Cette âme frivole rit toujours de la dimension de pureté et
d'innocence du spirituel.
Parsifal
ne succombe pas au charme des
Filles-fleurs
; Et à l'instant où il pourrait devenir la proie de
Kundry ,
qui se rapproche de lui de la manière la plus subtile,
Parsifal
triomphe, car à cet instant la compassion surgit en son âme.
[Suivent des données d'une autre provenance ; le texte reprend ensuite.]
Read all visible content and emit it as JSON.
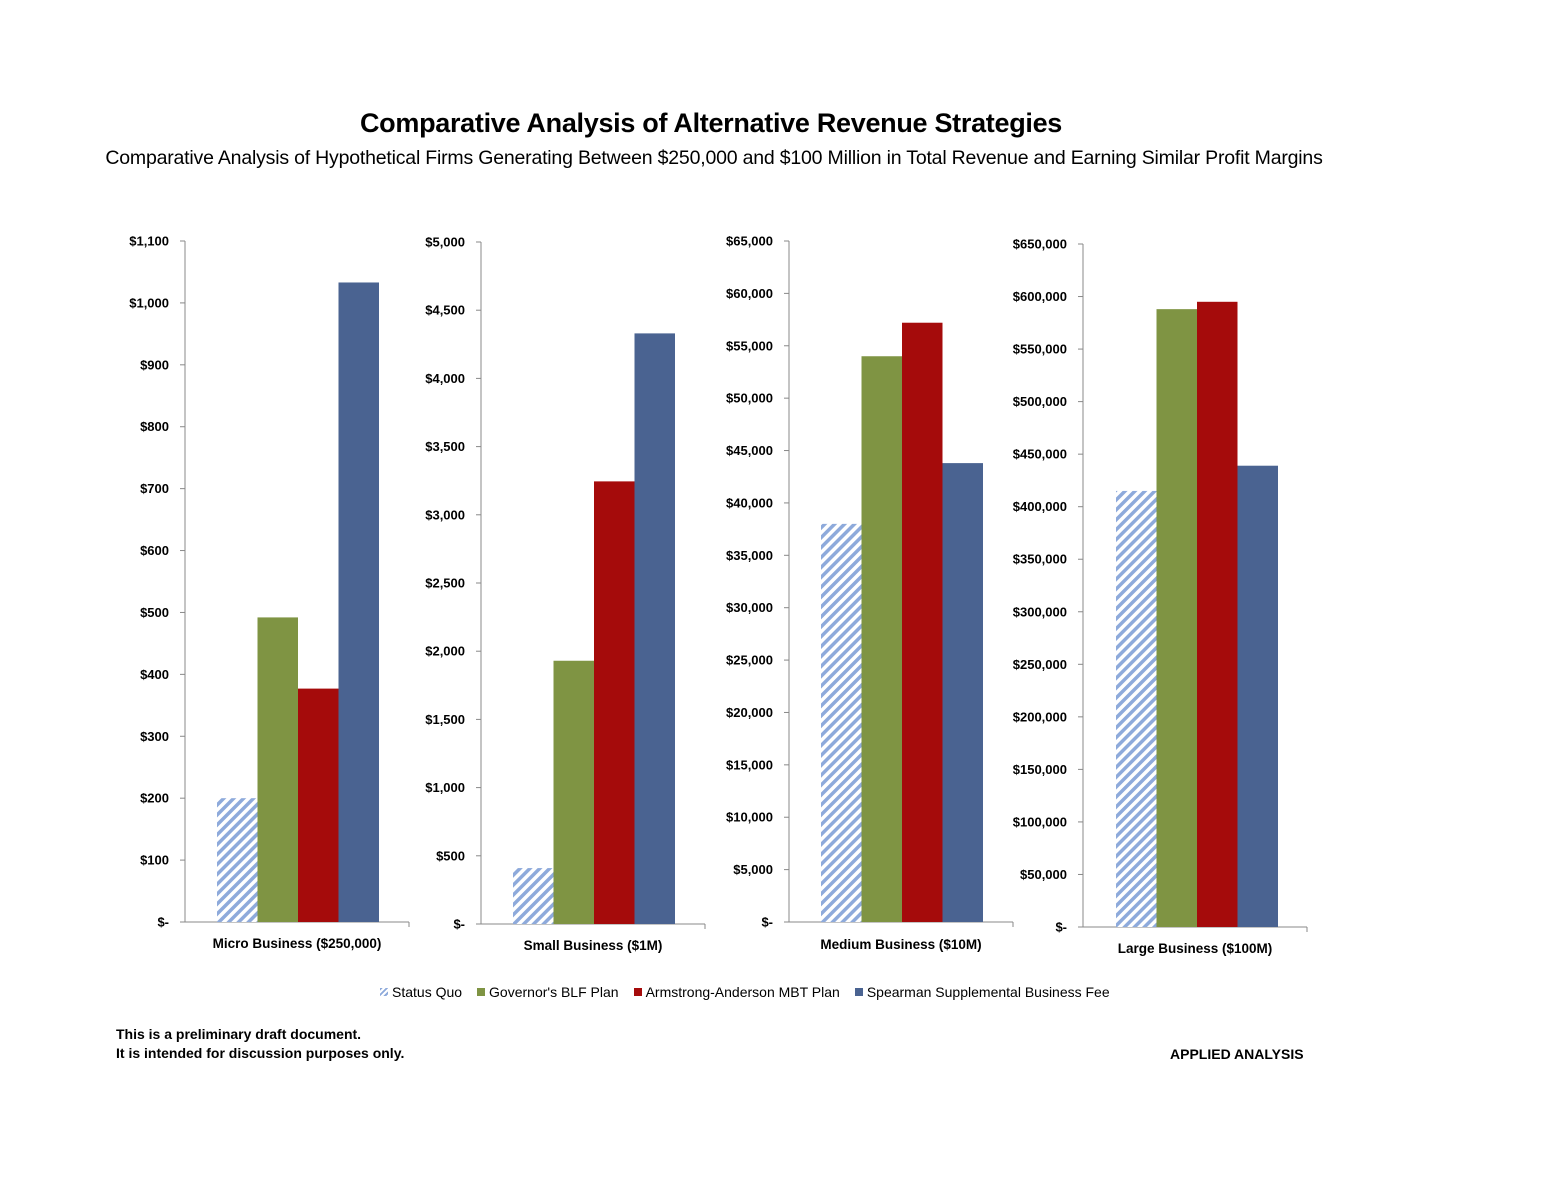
{
  "title": "Comparative Analysis of Alternative Revenue Strategies",
  "subtitle": "Comparative Analysis of Hypothetical Firms Generating Between $250,000 and $100 Million in Total Revenue and Earning Similar Profit Margins",
  "colors": {
    "status_quo": "#8EAADB",
    "governor": "#7F9443",
    "armstrong": "#A50B0B",
    "spearman": "#4A6391"
  },
  "legend": [
    {
      "name": "Status Quo",
      "key": "status_quo"
    },
    {
      "name": "Governor's BLF Plan",
      "key": "governor"
    },
    {
      "name": "Armstrong-Anderson MBT Plan",
      "key": "armstrong"
    },
    {
      "name": "Spearman Supplemental Business Fee",
      "key": "spearman"
    }
  ],
  "chart_data": [
    {
      "type": "bar",
      "category": "Micro Business ($250,000)",
      "ylim": [
        0,
        1100
      ],
      "ticks": [
        "$-",
        "$100",
        "$200",
        "$300",
        "$400",
        "$500",
        "$600",
        "$700",
        "$800",
        "$900",
        "$1,000",
        "$1,100"
      ],
      "series": [
        {
          "name": "Status Quo",
          "value": 200
        },
        {
          "name": "Governor's BLF Plan",
          "value": 492
        },
        {
          "name": "Armstrong-Anderson MBT Plan",
          "value": 377
        },
        {
          "name": "Spearman Supplemental Business Fee",
          "value": 1033
        }
      ]
    },
    {
      "type": "bar",
      "category": "Small Business ($1M)",
      "ylim": [
        0,
        5000
      ],
      "ticks": [
        "$-",
        "$500",
        "$1,000",
        "$1,500",
        "$2,000",
        "$2,500",
        "$3,000",
        "$3,500",
        "$4,000",
        "$4,500",
        "$5,000"
      ],
      "series": [
        {
          "name": "Status Quo",
          "value": 410
        },
        {
          "name": "Governor's BLF Plan",
          "value": 1930
        },
        {
          "name": "Armstrong-Anderson MBT Plan",
          "value": 3245
        },
        {
          "name": "Spearman Supplemental Business Fee",
          "value": 4330
        }
      ]
    },
    {
      "type": "bar",
      "category": "Medium Business ($10M)",
      "ylim": [
        0,
        65000
      ],
      "ticks": [
        "$-",
        "$5,000",
        "$10,000",
        "$15,000",
        "$20,000",
        "$25,000",
        "$30,000",
        "$35,000",
        "$40,000",
        "$45,000",
        "$50,000",
        "$55,000",
        "$60,000",
        "$65,000"
      ],
      "series": [
        {
          "name": "Status Quo",
          "value": 38000
        },
        {
          "name": "Governor's BLF Plan",
          "value": 54000
        },
        {
          "name": "Armstrong-Anderson MBT Plan",
          "value": 57200
        },
        {
          "name": "Spearman Supplemental Business Fee",
          "value": 43800
        }
      ]
    },
    {
      "type": "bar",
      "category": "Large Business ($100M)",
      "ylim": [
        0,
        650000
      ],
      "ticks": [
        "$-",
        "$50,000",
        "$100,000",
        "$150,000",
        "$200,000",
        "$250,000",
        "$300,000",
        "$350,000",
        "$400,000",
        "$450,000",
        "$500,000",
        "$550,000",
        "$600,000",
        "$650,000"
      ],
      "series": [
        {
          "name": "Status Quo",
          "value": 415000
        },
        {
          "name": "Governor's BLF Plan",
          "value": 588000
        },
        {
          "name": "Armstrong-Anderson MBT Plan",
          "value": 595000
        },
        {
          "name": "Spearman Supplemental Business Fee",
          "value": 439000
        }
      ]
    }
  ],
  "footer": {
    "note_line1": "This is a preliminary draft document.",
    "note_line2": "It is intended for discussion purposes only.",
    "brand": "APPLIED ANALYSIS"
  }
}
À présent, il ressent les douleurs atroces d'
Amfortas
. Il le comprend, il se sent uni à lui, dans l'âme du roi du
Graal, dans cette âme chargée de souffrance et il l'appelle:
" Amfortas
! - La blessure! - La blessure! - Elle brûle en mon coeur!"
(10)
Kundry
met Parsifal
à
l'épreuve en lui rappelant sa mère. Elle lui fait le reproche
d'avoir provoqué sa mort, si bien qu'il s'écrie: "Ha!
qu'ai-je pu oublier encore? De quoi me suis-je jamais souvenu? Seule une
folie accablante vit en moi?"
Kundry lui
rétorque ces paroles tentatrices: "L'aveu effacera la faute dans
le repentir. Le savoir en raison changera la folie!"
(11)
Kundry ne
veut pas signifier la connaissance divine. Tout ce que la tentatrice exprime
est altéré, dénaturé quant au sens, de manière
sophiste, le blanc est inversé en noir. Elle ne triomphe pourtant
pas; Car c'est précisément l'instant où la victoire
est remportée, où
Parsifal
éprouve les souffrances de l'autre dans son propre corps, en cet
instant où l'amour divin, miséricordieux naît en lui.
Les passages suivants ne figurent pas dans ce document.